Principaux événements de la semaine : Pâques sous le feu des critiques et une nouvelle géographie des manifestations
Les célébrations de Pâques à travers le monde ont été marquées cette année par des tensions géopolitiques. Tandis que certains croyants priaient pour la paix dans les zones de conflit, d'autres descendaient dans la rue, transformant les fêtes religieuses en tribune pour des revendications politiques. Le récapitulatif hebdomadaire de GlobUs revient sur les principaux événements qui ont bouleversé la carte du monde la semaine dernière.
À Goma, dans l'est de la République démocratique du Congo, les offices de Pâques se sont déroulés au son des cloches et des coups de canon.
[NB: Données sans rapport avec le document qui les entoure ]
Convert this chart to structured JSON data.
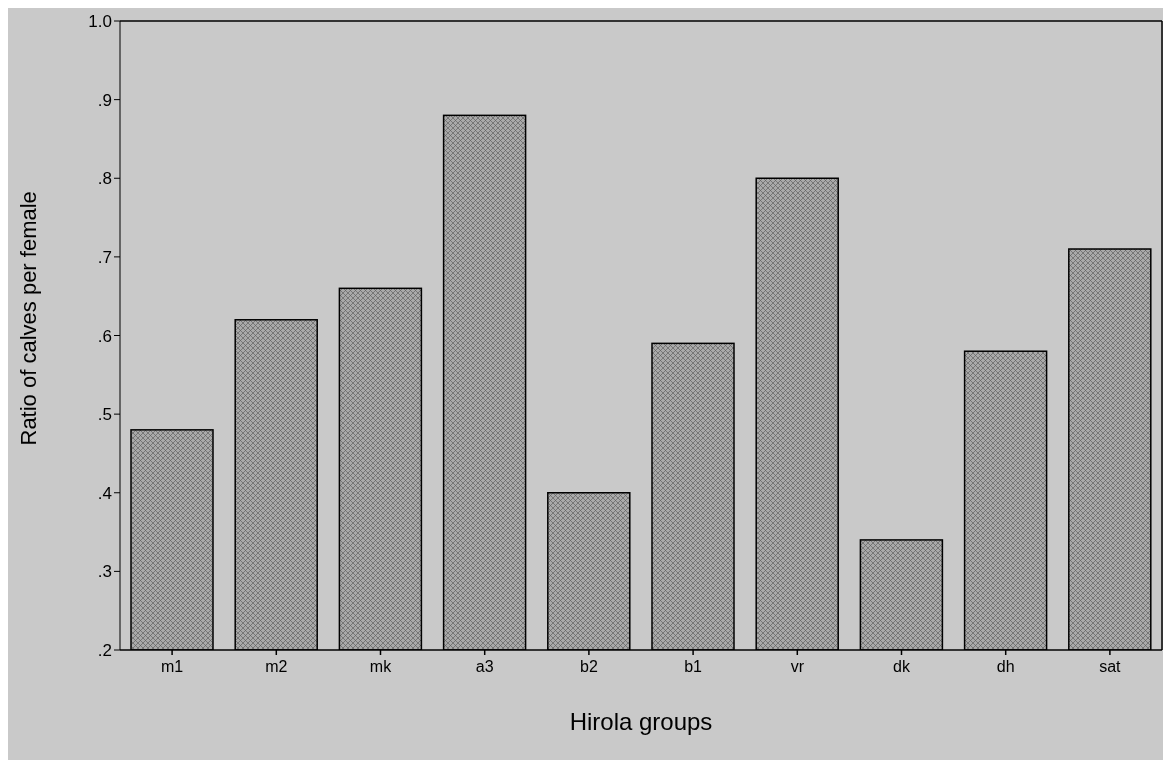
{
  "chart_data": {
    "type": "bar",
    "xlabel": "Hirola groups",
    "ylabel": "Ratio of calves per female",
    "categories": [
      "m1",
      "m2",
      "mk",
      "a3",
      "b2",
      "b1",
      "vr",
      "dk",
      "dh",
      "sat"
    ],
    "values": [
      0.48,
      0.62,
      0.66,
      0.88,
      0.4,
      0.59,
      0.8,
      0.34,
      0.58,
      0.71
    ],
    "color": "#a9a9a9",
    "ylim": [
      0.2,
      1.0
    ],
    "yticks": [
      {
        "value": 0.2,
        "label": ".2"
      },
      {
        "value": 0.3,
        "label": ".3"
      },
      {
        "value": 0.4,
        "label": ".4"
      },
      {
        "value": 0.5,
        "label": ".5"
      },
      {
        "value": 0.6,
        "label": ".6"
      },
      {
        "value": 0.7,
        "label": ".7"
      },
      {
        "value": 0.8,
        "label": ".8"
      },
      {
        "value": 0.9,
        "label": ".9"
      },
      {
        "value": 1.0,
        "label": "1.0"
      }
    ],
    "legend": false
  }
}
Les fidèles ont rempli les églises malgré les combats en cours entre l'armée et le mouvement M23. Le père Wenceslas Marenzi a salué cette forte mobilisation comme un témoignage de la résilience du peuple. Le cessez-le-feu négocié par les États-Unis reste fragile : Kinshasa accuse Kigali de soutenir les rebelles, et Washington a déjà imposé des sanctions au Rwanda pour violation de l'accord.
Parallèlement, les difficultés économiques alimentent le mécontentement à travers le monde. Le Sénégal, pays qui développe son industrie pétrolière et gazière, est contraint de limiter les déplacements à l'étranger de ses ministres. Le Premier ministre Ousmane Sonko a expliqué que les prix des carburants avaient presque doublé par rapport aux prévisions.
L'Europe n'est pas en reste. À Berlin et Rotterdam, des milliers de manifestants ont défilé dans les rues, brandissant des drapeaux palestiniens et des pancartes proclamant « Non à la guerre contre les enfants ». Les manifestants exigeaient des gouvernements européens qu'ils accentuent la pression diplomatique sur Israël et les États-Unis. La police a procédé à plusieurs arrestations, mais les manifestations sont restées globalement pacifiques.
Des explosifs et des détonateurs ont été découverts près du gazoduc Turkish Stream en Serbie, à proximité de la frontière hongroise. Le Premier ministre hongrois, Viktor Orbán, a convoqué une réunion d'urgence du Conseil de défense. L'opposition l'accuse désormais de paniquer à l'approche des élections, mais la menace de sabotage sur les principales voies d'approvisionnement énergétique devient de plus en plus concrète.
Au Venezuela, les traditions pascales ont pris une dimension politique : à Caracas, des effigies de Donald Trump, Benjamin Netanyahu et d'autres dirigeants ont été brûlées. Ce rituel, connu sous le nom de « bûcher de Judas », est devenu cette année un symbole de protestation contre l'impérialisme et le néocolonialisme.
Le conflit au Moyen-Orient, la pression des sanctions et l'instabilité économique continuent de redessiner la carte du monde. L'Afrique, l'Europe et l'Asie deviennent de plus en plus des acteurs à part entière de cette nouvelle réalité géopolitique, et non plus de simples observateurs.